Tuesday, July 1, 2025

'Rebirth' follows the Jurassic formula


   Dinosaurs may be extinct, but Jurassic Park movies endure. I haven't seen every one of the six Jurassic movies that preceded this summer's edition, Jurassic World: Rebirth, but I'm familiar enough with the Jurassic formula to know it when I see it in action.
  A few positive impressions before nipping at this summer behemoth:  Director Gareth Edwards and screenwriter David Koepp cleverly construct the movie's abundant set pieces, landing one grisly sight gag I won't describe here.
  Additionally, Edwards keeps the movie's parallel storylines moving. In one, a family is stranded on a dinosaur-inhabited island on the equator. In another, a small  team traverses the same mysterious terrain in hopes of obtaining dinosaur blood samples for a pharmaceutical company.
  The family arrives in the film's jungle by accident. The better-prepared crew hopes to profit from its entry into a "forbidden" zone where they'll encounter all manner of dinosaurs: ocean dwellers, air-borne dinosaurs, and land lovers. Some of the dinosaurs have been the subject of an abandoned genetic mutilation project. CGI brings them all to polished life.
  The film's unfortunate family (Manuel Garcia-Rulfo, Luna Blaise, and Audrina Miranda) is accompanied by the lazy, semi-obnoxious boyfriend (David Iacono) of the family's college-bound daughter. 
  When an attack by an ocean-dwelling dinosaur scuttles their sailboat, the family is rescued by the dinosaur-hunting crew that's en route to the forbidden island, which has been ceded to the dinosaurs. No humans allowed.
   Jurassic Park Rebirth echoes the formula Spielberg began with Raiders of the Lost Arc (1981), adopting a structure that might have been snatched from episodes in a bygone Saturday serial. 
   Perhaps to temper the terror, the movie includes moments of cuteness: A baby dinosaur bonds with Miranda's ll-year-old character. 
   And, yes, a rapturous scene in which a pair of long-necked dinosaurs display affection toward each other seems designed to encourage rapture. To me, the awe felt engineered. Despite the lush jungle surroundings, little about Rebirth feels organic.
    Not surprisingly, the movie's dinosaurs keep busy trying to eat various members of the cast, succeeding in mostly predictable fashion.

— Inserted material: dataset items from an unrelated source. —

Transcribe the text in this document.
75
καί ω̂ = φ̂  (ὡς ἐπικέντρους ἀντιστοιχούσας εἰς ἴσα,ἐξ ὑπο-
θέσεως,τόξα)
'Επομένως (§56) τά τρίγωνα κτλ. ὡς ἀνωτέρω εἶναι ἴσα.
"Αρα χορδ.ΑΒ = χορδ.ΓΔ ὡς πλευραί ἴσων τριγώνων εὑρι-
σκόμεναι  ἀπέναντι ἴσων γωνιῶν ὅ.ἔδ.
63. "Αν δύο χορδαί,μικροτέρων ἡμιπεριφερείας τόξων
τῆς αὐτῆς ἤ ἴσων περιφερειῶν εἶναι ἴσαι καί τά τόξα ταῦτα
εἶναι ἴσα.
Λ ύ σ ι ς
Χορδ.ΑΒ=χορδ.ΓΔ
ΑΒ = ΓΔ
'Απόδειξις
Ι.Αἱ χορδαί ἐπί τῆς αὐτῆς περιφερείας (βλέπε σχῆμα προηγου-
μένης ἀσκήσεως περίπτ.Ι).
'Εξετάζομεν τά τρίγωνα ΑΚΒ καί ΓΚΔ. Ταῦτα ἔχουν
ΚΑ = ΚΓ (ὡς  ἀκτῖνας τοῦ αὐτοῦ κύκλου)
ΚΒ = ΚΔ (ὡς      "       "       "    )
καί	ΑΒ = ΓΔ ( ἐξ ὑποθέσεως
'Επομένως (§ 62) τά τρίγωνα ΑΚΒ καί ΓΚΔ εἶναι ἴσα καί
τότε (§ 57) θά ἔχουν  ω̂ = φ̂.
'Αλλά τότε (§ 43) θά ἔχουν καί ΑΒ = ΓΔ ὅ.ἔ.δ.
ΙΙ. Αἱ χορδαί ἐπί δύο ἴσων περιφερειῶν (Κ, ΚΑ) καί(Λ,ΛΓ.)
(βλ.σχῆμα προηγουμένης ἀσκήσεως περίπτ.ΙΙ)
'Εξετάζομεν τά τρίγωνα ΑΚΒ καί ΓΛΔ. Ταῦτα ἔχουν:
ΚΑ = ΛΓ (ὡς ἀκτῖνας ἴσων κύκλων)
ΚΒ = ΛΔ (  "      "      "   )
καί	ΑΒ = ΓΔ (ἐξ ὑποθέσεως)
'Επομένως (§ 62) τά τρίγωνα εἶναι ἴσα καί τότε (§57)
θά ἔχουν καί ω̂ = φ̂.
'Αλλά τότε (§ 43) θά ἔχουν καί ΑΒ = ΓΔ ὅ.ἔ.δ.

     That's part of the trouble: The movie seldom creates the anxiety that surely must have been intended. Even the presence of a fierce T-Rex seems more like fan service than a horrifying lesson in the dangerous consequences of genetic engineering. 
    Ah yes, there he is, baring his sharp teeth and waving his hideously withered arms.
     Three previous Jurassic World movies stormed the box office: Jurassic World, Jurassic World: Fallen Kingdom, and Jurassic World: Dominion. Gone are the stars of those movies (Chris Pratt and Bryce Dallas Howard) but Rebirth struck me as more of a refresh than a rebirth.
     Credit Edwards (Godzilla) and Koepp, who wrote the original Jurassic Park and its follow-up, The Lost World: Jurassic Park, for keeping the movie watchable.
     But if familiarity didn't breed contempt, it didn't notch up the requisite thrills, either. Dread works best, I think, when it doesn't seem so well-managed.